Data from: The promiscuous and the chaste: frequent allopolyploid speciation and its genomic consequences in American daisies (Melampodium sect. Melampodium; Asteraceae)

Polyploidy, an important factor in eukaryotic evolution, is especially abundant in angiosperms, where it often acts in concert with hybridization to produce allopolyploids. The application of molecular phylogenetic techniques has identified the origins of numerous allopolyploids, but little is known on genomic and chromosomal consequences of allopolyploidization, despite their important role in conferring divergence of allopolyploids from their parental species. Here, using several plastid and nuclear sequence markers, we clarify the origin of tetra- and hexaploids in a group of American daisies, allowing characterization of genome dynamics in polyploids compared to their diploid ancestors. All polyploid species are allopolyploids. Among the four diploid gene pools, the propensity for allopolyploidization is unevenly distributed phylogenetically with a few species apparently more prone to participate, but the underlying causes remain unclear. Polyploid genomes are characterized by differential loss of ribosomal DNA loci (5S and 35S rDNA), known hotspots of chromosomal evolution, but show genome size additivity, suggesting limited changes beyond those affecting rDNA loci or the presence of processes counterbalancing genome reduction. Patterns of rDNA sequence conversion and provenance of the lost loci are highly idiosyncratic and differ even between allopolyploids of identical parentage, indicating that allopolyploids deriving from the same lower-ploid parental species can follow different evolutionary trajectories.

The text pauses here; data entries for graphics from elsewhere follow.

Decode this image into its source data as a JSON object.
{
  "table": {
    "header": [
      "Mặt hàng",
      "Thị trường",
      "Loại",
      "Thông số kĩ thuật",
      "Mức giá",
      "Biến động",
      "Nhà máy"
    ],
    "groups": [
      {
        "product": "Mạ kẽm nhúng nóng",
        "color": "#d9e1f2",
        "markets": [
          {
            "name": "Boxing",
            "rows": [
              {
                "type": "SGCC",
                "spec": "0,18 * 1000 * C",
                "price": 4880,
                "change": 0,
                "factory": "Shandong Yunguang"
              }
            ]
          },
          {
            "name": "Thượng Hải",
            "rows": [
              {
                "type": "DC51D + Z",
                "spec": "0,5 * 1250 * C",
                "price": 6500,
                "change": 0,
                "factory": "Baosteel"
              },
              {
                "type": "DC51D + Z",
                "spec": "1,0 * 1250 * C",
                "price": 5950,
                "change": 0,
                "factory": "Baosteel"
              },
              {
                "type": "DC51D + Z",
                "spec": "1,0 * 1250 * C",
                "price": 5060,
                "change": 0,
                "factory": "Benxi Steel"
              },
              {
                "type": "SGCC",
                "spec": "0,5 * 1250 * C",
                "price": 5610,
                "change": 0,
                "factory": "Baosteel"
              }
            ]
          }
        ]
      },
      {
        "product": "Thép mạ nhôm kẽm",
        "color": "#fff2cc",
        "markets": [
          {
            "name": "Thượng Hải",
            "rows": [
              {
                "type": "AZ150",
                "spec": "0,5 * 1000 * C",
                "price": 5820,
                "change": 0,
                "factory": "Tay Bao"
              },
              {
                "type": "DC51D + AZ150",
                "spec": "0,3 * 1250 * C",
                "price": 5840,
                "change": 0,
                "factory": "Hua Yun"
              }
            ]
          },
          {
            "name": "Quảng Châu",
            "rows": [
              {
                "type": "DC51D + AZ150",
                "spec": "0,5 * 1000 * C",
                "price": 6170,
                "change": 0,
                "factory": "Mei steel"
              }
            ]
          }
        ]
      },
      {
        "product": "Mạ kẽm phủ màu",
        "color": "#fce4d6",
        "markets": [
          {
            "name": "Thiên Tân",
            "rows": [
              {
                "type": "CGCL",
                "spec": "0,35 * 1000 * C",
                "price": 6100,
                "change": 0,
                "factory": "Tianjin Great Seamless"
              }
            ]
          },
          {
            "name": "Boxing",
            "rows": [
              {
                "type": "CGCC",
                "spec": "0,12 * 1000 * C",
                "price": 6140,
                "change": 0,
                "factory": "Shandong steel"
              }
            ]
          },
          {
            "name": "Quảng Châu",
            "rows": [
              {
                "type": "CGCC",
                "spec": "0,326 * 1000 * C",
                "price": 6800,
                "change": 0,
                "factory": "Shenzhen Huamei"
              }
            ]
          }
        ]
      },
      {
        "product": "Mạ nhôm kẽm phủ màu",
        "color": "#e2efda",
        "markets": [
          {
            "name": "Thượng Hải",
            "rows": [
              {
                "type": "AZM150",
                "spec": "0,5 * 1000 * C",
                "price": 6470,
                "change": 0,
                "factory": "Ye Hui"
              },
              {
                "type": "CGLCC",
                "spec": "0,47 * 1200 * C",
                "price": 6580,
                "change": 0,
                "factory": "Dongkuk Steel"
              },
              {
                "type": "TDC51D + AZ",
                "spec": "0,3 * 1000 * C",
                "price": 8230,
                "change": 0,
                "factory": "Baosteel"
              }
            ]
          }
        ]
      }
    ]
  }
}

多倍体化（polyploidy）是真核生物演化进程中的关键影响因素之一，在被子植物中尤为普遍，且常与杂交作用协同产生异源多倍体（allopolyploid）。分子系统发育技术的应用已解析了诸多异源多倍体的起源，但尽管异源多倍体化在推动异源多倍体与其亲本物种产生分化中发挥着核心作用，学界对异源多倍体化所引发的基因组与染色体层面的效应仍知之甚少。本研究依托多个质体（plastid）与核序列标记，明确了一类美洲雏菊类群中四倍体与六倍体的起源，并借此得以表征多倍体相较于其二倍体祖先的基因组动态变化特征。所有多倍体物种均为异源多倍体。在四个二倍体基因库中，异源多倍体化的倾向在系统发育树上分布不均，少数物种似乎更易参与异源多倍体的形成，但其背后的深层机制仍未阐明。多倍体基因组的典型特征为核糖体DNA（rDNA）位点（5S与35S rDNA）的差异性丢失——这类位点是染色体演化的已知热点区域，但多倍体基因组却表现出基因组大小的加和性，这提示要么仅存在有限的、除影响rDNA位点之外的其他基因组改变，要么存在抵消基因组缩减的调控过程。rDNA序列转换模式与丢失位点的起源具有高度的个体特异性，即便亲本来源完全相同的异源多倍体之间也存在显著差异，这表明由同一较低倍性亲本物种形成的异源多倍体可遵循截然不同的演化路径。